The aim of this study is to investigate perfusion characteristics of glioblastoma with an oligodendroglioma component (GBMO) compared with conventional glioblastoma (GBM) using dynamic susceptibility contrast (DSC) perfusion magnetic resonance (MR) imaging and microvessel density (MVD).

Methods

The study was approved by the institutional review board. Newly diagnosed high-grade glioma patients were enrolled (n = 72; 20 GBMs, 14 GBMOs, 19 anaplastic astrocytomas (AAs), 13 anaplastic oligodendrogliomas (AOs), and six anaplastic oligoastrocytomas (AOAs)). All participants underwent preoperative MR imaging including DSC perfusion MR imaging. Normalized cerebral blood volume (nCBV) values were analyzed using a histogram approach. Histogram parameters were subsequently compared across each tumor subtype and grade. MVD was quantified by immunohistochemistry staining and correlated with perfusion parameters. Progression-free survival (PFS) was assessed according to the tumor subtype.

Results

GBMO displayed significantly reduced nCBV values compared with GBM, whereas grade III tumors with oligodendroglial components (AO and AOA) exhibited significantly increased nCBV values compared with AA (p < 0.001). MVD analyses revealed the same pattern as nCBV results. In addition, a positive correlation between MVD and nCBV values was noted (r = 0.633, p < 0.001).

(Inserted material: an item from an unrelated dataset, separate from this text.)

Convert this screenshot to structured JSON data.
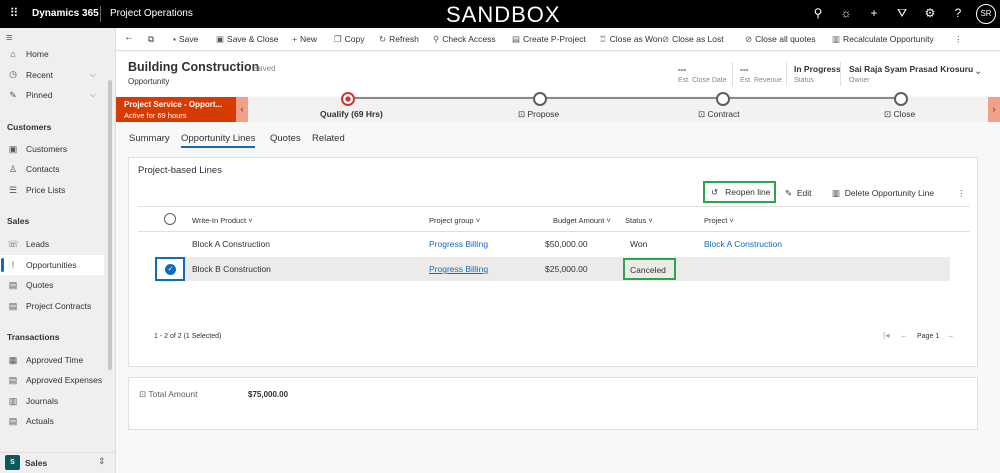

Patients with oligodendroglial tumors exhibited significantly increased PFS compared with patients with pure astrocytomas in each grade.

Conclusion

In contrast to grade III tumors, the presence of oligodendroglial components in grade IV tumors resulted in paradoxically reduced perfusion metrics and MVD. In addition, patients with GBMO exhibited a better clinical outcome compared with patients with GBM.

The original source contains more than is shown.